Keberadaan fandom dan media sosial lalu semakin memperkuat pembaca dengan fictophilia, karena menciptakan ruang diskusi bagi mereka. Seperti Duplicity (2018), fanfiction dengan karakter utama Harry Styles.
Menceritakan tentang Aven Brooks, fotografer rock band bernama Duplicity, yang tertarik dan penasaran dengan rahasia di balik sisi gelap Styles, salah satu anggota band tersebut. Buku yang bab barunya dirilis setiap Senin itu tak pernah absen meramaikan Twitter, membuat penggemar semakin terobsesi dengan Styles akibat imajinasinya.

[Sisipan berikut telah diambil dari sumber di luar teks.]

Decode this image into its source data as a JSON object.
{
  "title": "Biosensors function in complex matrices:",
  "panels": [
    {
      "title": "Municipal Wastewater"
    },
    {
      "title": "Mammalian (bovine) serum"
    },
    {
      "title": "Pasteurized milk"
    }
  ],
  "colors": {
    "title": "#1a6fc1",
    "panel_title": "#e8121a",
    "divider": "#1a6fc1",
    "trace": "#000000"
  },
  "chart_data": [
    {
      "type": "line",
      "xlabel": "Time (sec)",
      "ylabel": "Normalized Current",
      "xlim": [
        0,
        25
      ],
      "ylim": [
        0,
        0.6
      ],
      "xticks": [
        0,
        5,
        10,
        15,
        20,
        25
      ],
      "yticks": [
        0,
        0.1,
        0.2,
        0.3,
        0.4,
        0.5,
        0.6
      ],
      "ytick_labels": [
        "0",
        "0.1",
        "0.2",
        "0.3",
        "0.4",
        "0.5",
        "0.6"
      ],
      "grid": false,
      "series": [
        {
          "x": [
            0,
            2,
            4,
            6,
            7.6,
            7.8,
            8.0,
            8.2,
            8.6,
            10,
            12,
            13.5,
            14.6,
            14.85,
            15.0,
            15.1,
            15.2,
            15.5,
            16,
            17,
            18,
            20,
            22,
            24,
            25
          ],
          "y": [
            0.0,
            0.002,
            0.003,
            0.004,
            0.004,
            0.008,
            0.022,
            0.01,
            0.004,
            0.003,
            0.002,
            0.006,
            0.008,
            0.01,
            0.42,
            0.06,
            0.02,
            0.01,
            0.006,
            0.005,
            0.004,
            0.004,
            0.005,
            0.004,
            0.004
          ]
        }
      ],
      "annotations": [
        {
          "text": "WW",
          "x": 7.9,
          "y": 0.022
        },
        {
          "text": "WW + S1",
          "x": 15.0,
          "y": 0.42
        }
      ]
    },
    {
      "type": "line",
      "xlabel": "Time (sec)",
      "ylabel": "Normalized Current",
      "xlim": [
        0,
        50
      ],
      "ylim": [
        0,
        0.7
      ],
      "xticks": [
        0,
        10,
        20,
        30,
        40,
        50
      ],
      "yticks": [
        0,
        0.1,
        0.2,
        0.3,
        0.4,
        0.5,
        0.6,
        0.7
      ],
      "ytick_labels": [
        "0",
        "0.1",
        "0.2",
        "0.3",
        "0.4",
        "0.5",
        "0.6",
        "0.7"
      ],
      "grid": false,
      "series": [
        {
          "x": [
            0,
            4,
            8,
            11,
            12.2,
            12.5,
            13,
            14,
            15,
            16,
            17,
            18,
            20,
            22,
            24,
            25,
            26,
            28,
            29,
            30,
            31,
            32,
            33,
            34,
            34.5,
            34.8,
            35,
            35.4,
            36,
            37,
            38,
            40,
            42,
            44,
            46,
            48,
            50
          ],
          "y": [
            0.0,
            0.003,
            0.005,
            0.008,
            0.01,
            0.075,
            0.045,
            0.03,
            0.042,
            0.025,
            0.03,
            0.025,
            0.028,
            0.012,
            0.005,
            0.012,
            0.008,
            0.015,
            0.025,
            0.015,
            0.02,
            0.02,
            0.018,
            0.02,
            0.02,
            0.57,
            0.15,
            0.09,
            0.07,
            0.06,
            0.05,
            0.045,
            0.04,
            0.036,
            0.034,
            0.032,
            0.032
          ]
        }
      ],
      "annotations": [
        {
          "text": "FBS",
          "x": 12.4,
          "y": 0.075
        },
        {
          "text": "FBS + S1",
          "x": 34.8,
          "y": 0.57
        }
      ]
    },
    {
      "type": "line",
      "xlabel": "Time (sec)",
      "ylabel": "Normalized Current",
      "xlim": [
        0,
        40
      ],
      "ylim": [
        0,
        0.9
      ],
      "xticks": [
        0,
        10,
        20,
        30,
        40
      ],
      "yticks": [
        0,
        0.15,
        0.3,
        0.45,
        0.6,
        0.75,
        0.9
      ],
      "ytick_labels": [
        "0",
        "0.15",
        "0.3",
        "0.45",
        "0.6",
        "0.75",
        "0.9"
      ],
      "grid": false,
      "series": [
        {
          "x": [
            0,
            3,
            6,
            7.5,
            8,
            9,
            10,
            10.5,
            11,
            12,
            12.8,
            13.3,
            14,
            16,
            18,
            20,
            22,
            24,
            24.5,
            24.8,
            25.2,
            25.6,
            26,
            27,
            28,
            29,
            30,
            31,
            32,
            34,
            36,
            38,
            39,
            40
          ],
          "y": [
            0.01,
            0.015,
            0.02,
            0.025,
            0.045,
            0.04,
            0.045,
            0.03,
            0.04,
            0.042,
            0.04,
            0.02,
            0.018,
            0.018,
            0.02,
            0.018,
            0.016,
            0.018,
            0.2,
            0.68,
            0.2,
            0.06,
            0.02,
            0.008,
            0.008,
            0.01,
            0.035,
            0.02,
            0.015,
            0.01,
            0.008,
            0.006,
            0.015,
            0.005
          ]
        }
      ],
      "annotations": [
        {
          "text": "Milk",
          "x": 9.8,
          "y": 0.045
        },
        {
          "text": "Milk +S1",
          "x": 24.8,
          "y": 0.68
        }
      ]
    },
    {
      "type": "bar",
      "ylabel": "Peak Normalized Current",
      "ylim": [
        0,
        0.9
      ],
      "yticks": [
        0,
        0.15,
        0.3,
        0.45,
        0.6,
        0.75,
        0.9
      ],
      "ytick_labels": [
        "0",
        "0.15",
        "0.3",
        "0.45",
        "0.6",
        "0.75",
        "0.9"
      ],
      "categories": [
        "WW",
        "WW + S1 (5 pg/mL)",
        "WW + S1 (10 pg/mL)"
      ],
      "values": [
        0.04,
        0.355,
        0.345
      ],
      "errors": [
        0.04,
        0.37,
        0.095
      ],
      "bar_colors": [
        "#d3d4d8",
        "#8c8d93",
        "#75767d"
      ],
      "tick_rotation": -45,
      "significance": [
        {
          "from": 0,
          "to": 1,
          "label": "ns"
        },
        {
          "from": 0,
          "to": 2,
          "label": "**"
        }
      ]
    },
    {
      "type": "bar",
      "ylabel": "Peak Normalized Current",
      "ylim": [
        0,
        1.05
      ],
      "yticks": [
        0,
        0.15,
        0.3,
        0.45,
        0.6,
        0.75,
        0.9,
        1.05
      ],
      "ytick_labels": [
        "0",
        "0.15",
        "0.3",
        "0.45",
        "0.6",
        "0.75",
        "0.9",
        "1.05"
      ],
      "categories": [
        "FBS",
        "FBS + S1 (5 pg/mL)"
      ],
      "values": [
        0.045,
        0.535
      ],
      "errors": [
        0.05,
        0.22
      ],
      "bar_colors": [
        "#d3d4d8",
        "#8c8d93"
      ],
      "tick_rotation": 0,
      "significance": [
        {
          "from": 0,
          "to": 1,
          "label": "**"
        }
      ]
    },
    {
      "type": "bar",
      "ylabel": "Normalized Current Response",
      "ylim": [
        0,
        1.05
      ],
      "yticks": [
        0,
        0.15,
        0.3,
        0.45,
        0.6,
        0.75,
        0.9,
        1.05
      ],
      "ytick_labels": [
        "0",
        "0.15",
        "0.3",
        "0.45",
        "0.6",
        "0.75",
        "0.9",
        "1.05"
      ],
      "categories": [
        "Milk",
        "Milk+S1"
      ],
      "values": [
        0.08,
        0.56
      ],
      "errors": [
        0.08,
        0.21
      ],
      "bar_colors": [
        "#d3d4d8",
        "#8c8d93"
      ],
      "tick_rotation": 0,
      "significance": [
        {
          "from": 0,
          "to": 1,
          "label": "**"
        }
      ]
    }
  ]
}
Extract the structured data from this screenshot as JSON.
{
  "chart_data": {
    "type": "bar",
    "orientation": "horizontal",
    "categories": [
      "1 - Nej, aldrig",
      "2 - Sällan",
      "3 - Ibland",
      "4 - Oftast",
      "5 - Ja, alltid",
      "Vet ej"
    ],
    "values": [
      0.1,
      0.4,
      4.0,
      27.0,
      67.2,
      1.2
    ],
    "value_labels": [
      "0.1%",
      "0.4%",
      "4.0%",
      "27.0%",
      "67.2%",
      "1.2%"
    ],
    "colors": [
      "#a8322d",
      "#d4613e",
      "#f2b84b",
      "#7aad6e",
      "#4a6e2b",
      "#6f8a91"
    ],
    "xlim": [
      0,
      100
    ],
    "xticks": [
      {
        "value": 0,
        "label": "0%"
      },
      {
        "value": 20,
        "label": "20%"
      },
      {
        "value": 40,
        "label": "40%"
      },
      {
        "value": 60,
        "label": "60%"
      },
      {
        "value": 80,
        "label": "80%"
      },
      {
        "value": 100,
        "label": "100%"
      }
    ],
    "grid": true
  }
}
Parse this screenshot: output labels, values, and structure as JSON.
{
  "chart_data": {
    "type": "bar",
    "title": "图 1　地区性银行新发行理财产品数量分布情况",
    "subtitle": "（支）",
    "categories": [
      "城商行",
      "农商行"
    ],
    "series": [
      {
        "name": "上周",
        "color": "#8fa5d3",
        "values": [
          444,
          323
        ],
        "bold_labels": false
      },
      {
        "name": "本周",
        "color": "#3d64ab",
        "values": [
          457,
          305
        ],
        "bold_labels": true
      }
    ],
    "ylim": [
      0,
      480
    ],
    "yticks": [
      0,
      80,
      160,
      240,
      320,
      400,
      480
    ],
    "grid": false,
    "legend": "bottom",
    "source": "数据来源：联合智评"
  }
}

Sebenarnya, imajinasi tersebut tidak berujung halusinasi, tetapi kerap membuat pembaca tidak sadar diri dan bingung secara emosional akibat terjebak dalam dunianya sendiri, seperti dijelaskan peneliti Veli-Matti Karhulahti dan Tanja Välisalo dalam Fictosexuality, Fictoromance, and Fictophilia: A Qualitative Study of Love and Desire for Fictional Characters (2021).
Meskipun demikian, fictophilia tidak termasuk kelainan, melainkan parasocial relationship yang kuat terhadap karakter fiksi.